KEILAR: Robin, what do you think? You were just in the DMZ, there have been so many expectations, extra-ordinary expectations for this time where you have an expected discussion to go on between President Trump and Kim Jong-un in Singapore. The location has been set. What do you make of this in the turn-around since you were just in the DMZ last week?

ROBIN WRIGHT, JOINT FELLOW, U.S. INSTITUTE OF PEACE AND WILSON INTERNATIONAL CENTER: Well, Kim Jong-un is a master games player and remember he is a third generation in a dynastic controlled North Korea now for seven decades. And the idea that this would be easy diplomacy or the kind of theatrics or pageantry the inter-Korean summit was really going to then play out in some kind of an easy summit with President Trump was always an illusion. Remember, there is also another big deadline out there, just over the weekend North Korea announced it was going to plant explosives in Mount Punggye-ri which is the site of the all six nuclear tests since 2006, and it had pledged it would destroy its facility to test nuclear weapons as a sign of good faith.
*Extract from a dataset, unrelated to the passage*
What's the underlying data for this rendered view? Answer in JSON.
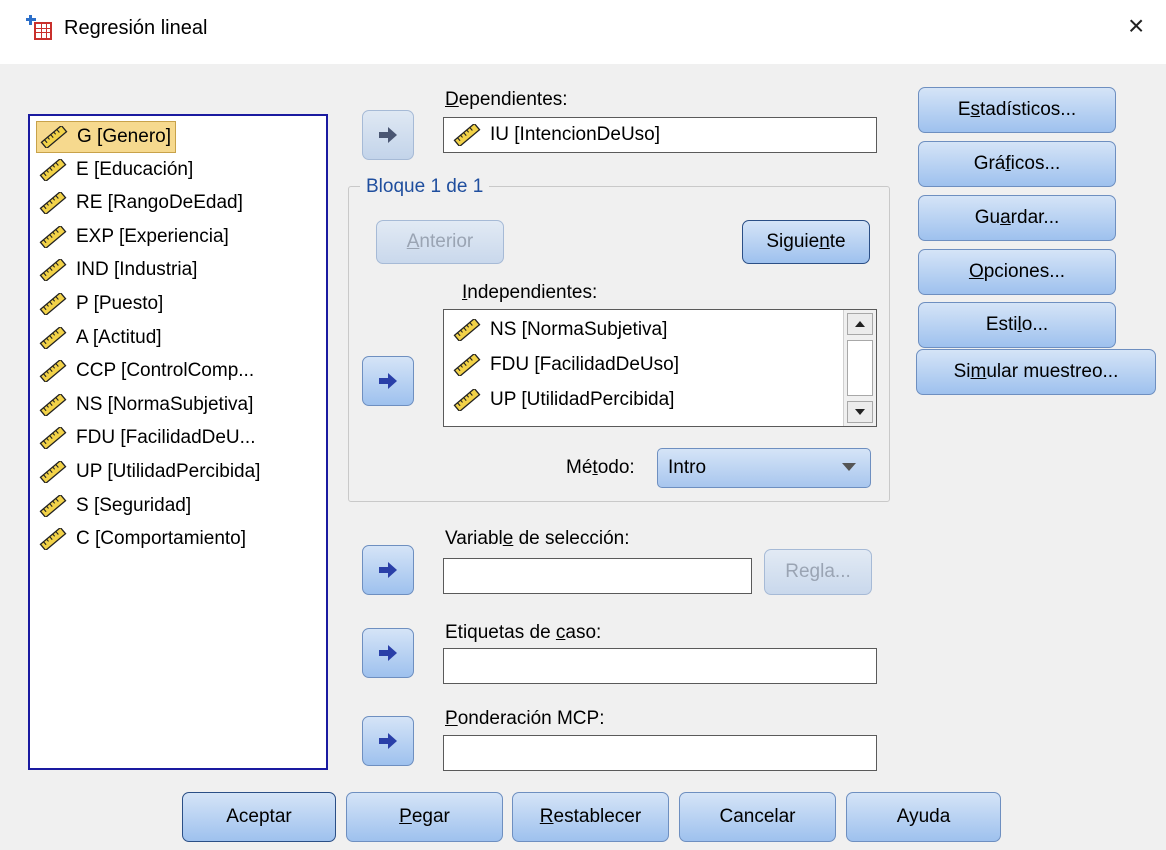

And it pledged to do this next week between massive ceremony with American and other western journalists would be allowed to witness over a three-day period from May 23rd to the 25th and so there was a lot set in motion besides just the meetings by heads of state and there was a process that was supposed to begin to play out. That affects not just the meetings but also North Korea's nuclear capability and facilities and plans.
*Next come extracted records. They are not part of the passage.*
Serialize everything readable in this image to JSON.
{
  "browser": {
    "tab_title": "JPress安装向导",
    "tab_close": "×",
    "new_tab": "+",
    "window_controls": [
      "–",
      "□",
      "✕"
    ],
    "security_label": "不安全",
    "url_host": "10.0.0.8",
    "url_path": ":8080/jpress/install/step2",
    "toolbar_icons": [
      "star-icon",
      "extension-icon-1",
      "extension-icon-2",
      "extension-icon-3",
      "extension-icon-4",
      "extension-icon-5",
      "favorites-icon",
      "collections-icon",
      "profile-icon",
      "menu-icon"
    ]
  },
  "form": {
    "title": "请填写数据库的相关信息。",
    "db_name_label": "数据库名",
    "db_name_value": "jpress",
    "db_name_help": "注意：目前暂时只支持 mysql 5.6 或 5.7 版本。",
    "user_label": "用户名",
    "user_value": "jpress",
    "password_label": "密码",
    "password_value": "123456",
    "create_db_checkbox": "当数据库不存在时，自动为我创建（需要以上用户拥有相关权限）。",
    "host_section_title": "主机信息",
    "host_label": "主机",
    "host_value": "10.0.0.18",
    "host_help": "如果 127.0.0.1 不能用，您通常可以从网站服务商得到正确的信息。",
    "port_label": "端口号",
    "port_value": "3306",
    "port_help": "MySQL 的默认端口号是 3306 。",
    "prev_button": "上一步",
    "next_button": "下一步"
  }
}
KEILAR: Robin Wright and Bruce Klinger, thank you so much to both of you as we follow this breaking news. North Korea pulling out of talks scheduled for tomorrow with South Korea and warning the U.S. about what is supposed to be upcoming talks between Kim Jong-un and Trump. We'll have more after a quick break.


KEILAR: More on the news involving the royal wedding. Meghan Markel's father Thomas Markel who backed out of his duties now wants to walk her down the aisle according to :TMZ." But his health may prevent him from traveling overseas. Thomas Markel faced a lot of criticism over the staged paparazzi photos shows him preparing for the wedding. He did later apologize and said he doesn't want to further embarrass his daughter nor the royal family. The Kensington Palace spokesperson said this is a difficult situation and they ask for understanding and respect. Thank you for joining me. "THE LEAD" with Jake Tapper starts right now.